I am building a dashboard to see if I can facilitate the model training and development process. A lot of my prior experience with machine learning involved heavy amounts of scrolling back up in a bloated notebook, and losing track of past important results.
The motivation behind this project is to see if the upfront work put into building a dashboard will offset the time-consuming process of iteratively finding the best model.
Dataset can be found on Kaggle: https://www.kaggle.com/datasets/mlg-ulb/creditcardfraud
- Most features in data derived from PCA
- Feature names / descriptions are obfuscated for confidentiality
- Extreme class imbalance
Dataset needs to be downloaded locally before use.
To run the dashboard, type "streamlit run server.py" within the command terminal.
Included within the dashboard are:
- A tab where user can input parameters to train a model
- A tab showing logs of past models for backtracking
- A tab showing analysis of models and evaluations
A report giving an overview of the development / training process as well as a summary of results from using the dashboard is provided, titled "Credit Card Fraud Report.pdf".

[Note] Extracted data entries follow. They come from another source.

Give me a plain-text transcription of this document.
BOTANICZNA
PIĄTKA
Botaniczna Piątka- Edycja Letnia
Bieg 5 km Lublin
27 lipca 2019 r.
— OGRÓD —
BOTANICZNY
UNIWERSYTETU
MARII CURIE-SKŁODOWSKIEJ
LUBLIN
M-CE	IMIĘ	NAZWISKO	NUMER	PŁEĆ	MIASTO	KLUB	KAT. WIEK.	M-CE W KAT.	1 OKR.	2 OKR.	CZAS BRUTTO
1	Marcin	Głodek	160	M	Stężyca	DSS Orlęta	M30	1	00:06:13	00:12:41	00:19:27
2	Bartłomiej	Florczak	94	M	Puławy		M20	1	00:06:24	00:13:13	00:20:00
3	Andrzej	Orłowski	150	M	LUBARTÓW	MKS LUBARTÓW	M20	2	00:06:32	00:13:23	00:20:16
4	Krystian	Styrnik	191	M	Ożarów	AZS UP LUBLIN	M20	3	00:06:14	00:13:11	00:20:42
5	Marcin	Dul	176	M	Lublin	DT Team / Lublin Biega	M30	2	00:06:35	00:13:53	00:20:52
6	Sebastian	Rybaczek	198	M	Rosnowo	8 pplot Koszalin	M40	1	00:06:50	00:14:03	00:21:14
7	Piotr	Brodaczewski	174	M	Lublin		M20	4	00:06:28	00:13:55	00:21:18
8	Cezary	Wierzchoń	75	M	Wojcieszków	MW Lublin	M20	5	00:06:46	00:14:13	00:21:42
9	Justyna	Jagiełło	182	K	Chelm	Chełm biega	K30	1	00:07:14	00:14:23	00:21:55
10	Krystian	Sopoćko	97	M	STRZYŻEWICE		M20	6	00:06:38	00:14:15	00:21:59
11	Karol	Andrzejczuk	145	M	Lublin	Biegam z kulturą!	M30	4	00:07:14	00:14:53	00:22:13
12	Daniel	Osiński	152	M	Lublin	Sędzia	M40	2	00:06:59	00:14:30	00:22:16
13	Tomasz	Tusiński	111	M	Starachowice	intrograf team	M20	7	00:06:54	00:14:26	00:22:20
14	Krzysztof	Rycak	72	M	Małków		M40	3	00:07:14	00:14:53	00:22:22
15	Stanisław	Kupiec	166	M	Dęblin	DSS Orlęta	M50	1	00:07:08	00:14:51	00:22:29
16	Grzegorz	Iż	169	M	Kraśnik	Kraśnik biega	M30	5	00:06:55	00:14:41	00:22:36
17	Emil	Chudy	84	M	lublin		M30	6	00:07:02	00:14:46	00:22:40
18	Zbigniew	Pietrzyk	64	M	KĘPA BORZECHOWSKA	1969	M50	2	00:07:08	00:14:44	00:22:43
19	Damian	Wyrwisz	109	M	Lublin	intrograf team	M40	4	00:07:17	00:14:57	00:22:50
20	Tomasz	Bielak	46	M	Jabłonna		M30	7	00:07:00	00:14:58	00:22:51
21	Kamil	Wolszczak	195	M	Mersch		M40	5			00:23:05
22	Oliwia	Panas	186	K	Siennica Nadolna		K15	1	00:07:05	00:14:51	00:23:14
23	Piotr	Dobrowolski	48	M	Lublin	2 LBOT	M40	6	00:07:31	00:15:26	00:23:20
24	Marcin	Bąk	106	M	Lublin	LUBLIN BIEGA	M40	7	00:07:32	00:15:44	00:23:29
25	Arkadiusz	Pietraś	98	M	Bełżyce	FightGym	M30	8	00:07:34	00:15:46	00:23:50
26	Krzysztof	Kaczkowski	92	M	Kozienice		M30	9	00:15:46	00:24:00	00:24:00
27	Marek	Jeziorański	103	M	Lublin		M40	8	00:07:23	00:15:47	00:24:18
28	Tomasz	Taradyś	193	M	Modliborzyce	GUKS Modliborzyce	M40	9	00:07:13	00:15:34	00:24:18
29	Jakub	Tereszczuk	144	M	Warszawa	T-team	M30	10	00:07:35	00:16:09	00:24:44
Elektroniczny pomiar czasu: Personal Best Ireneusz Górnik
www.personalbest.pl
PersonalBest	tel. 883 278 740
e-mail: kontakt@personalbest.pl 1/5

- Features are unknown and dataset has high dimensionality (~30 explanatory variables)
- Assume that not much information will be obtained from in-depth visualization / exploration of data
- Cannot apply domain knowledge on variables because of confidentiality
- Best to gain general idea of shape of dataset, distribution of classes, missing values count, and perform feature selection later on
Context of problem: credit card fraud. A fraudulent transaction mislabeled as benign is much more expensive and harmful to the credit company than a regular transaction mislabeled as fraudulent, which can be followed up on.
Because of highly imbalanced dataset, must consider implementing cost-sensitive learning.
- Important to stratify in train test split to preserve class distribution
- Implementing some form of resampling (under or over sampling of classes)
- Cost-sensitive modifications to algorithms
- Alternatively, use costs as penalty for mis-classification (add to error)
- Cost sensitive / class weighted logistic regression
Currently implementing balanced logistic regression as benchmark model. Currently also supporting random forest classification.
Feature selection is necessary to prevent overfitting and offset effects of large dimensionality. Method of dealing with unbalanced datasets is under-sampling / over-sampling.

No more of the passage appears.